On a smaller scale, the individual stakeholders each will benefit in turn:

  • Compute will benefit from increased visibility and newly established contacts and created collaboration opportunities.
  • The sections will benefit by having more insight into the activities of other sections.
  • Individual researchers can benefit by more citations and higher visibility.
Offering

To this end, we will provide or broker the following services:

  • IT services (hosting, deployment, source code repository usage, issue tracking, ticketing/helpdesk, …)
  • consulting (software engineering, productization, technologies, re‐engineering,…)
  • marketing support (creation of web pages, logos/icons, branding, CI, polishing, …)
  • dissemination and distribution support (manuals, online‐help systems, tutorials, video clips, …)
  • maybe development services (re‐Engineering, UI make‐over, system audit/inspection/assessment, …)
  • maybe help with legal and staffing issues (licensing issues, getting better access to student helpers, …)

With this initiative in place, there will be a unique point of contact if you want to better promote your research software and data sets.

Disclaimer

That said, we have to point out the limitations and restrictions of this initiative.

  • We only do what we are good at, so we may not (yet) cover your technology/platform.
  • We gladly help you, but we don’t do your work for you: without your passion and engagement, we cannot do it.
  • We have limited resources, so we decide ourselves what we believe is the most promising project.
  • We would like to include data sets in our scope, but, sadly, we are unable to do it at this point.
Next Steps

In the immediate future (January 2015 to mid‐2015), we

  • We will launch a broad scale census of tools and datasets and compile the results into the Compute Tools&Data Sets Inventory (CTDSI), which will be made available online.
  • Informed by the initial survey results, we will select a small representative set of lighthouse projects to be presented as show‐cases, and work on these first.
  • We will report on the progress of the project, and announce its results as widely as possible to attract more interest, in particular within DTU at large, to secure future funding.

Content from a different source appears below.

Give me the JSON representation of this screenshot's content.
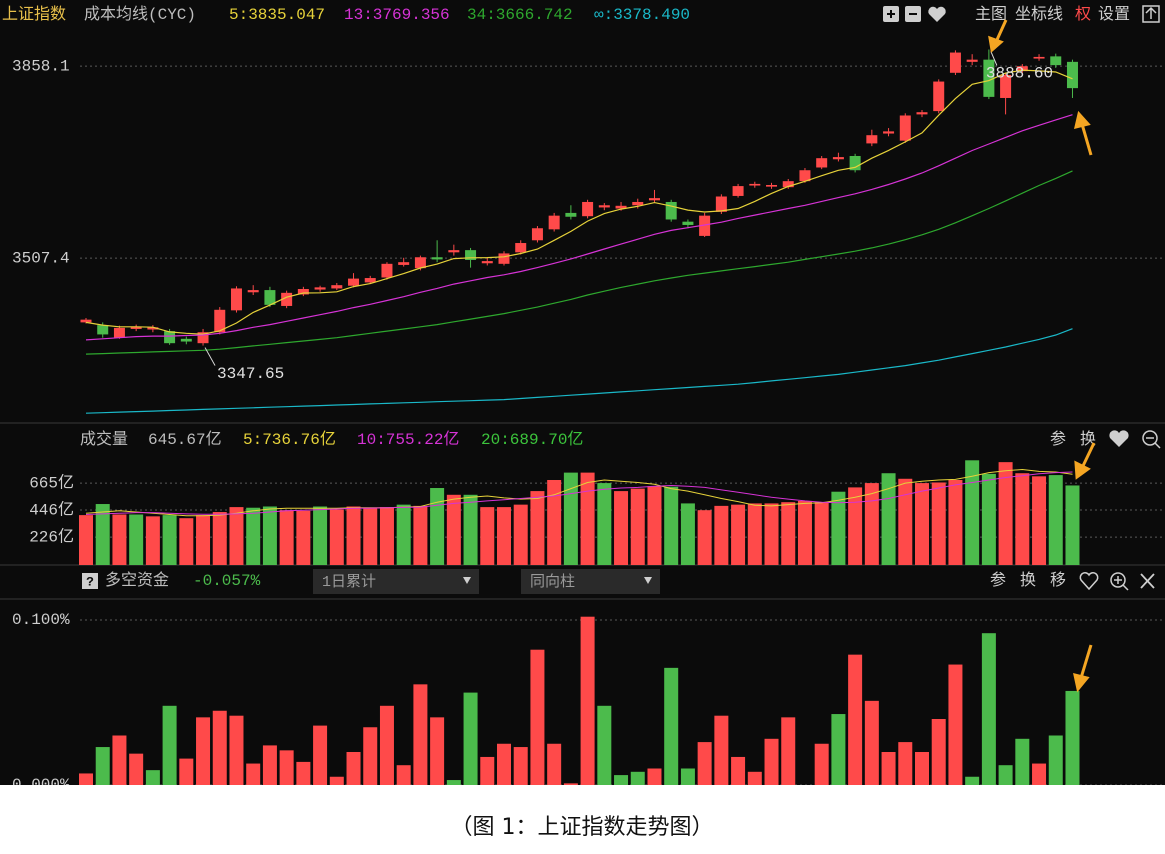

By mid‐2015, we should have collected some experience with our light‐house projects, so we know by then, how to best do it. We will use this experience to adjust our approach and broaden the scale of featured tools (budget permitting).
In the more distant future (maybe starting in mid‐2016), we plan to expand again. Hopefully, by that time, we have attracted additional funding from various sources (DTU, other institutes, EU projects at DTU, industry, …), so that we can broaden the scope of services offered to also provide developmental activities (i.e., programming, reengineering) for science‐heavy applications. At this stage and under the condition of sufficient external funding, our initiative can evolve into a unit that acts similar to a commercial software house, but specialized on scientific software and data sets.

Call for Action

As said before, we can only succeed through the active participation of as many members of Compute as possible! Thus, we are asking you to:

  • Provide information about any research tools and /or data sets you think might be useful to third parties through our online survey.
  • If you apply for money, include a dissemination part and sub‐contract these activities to us.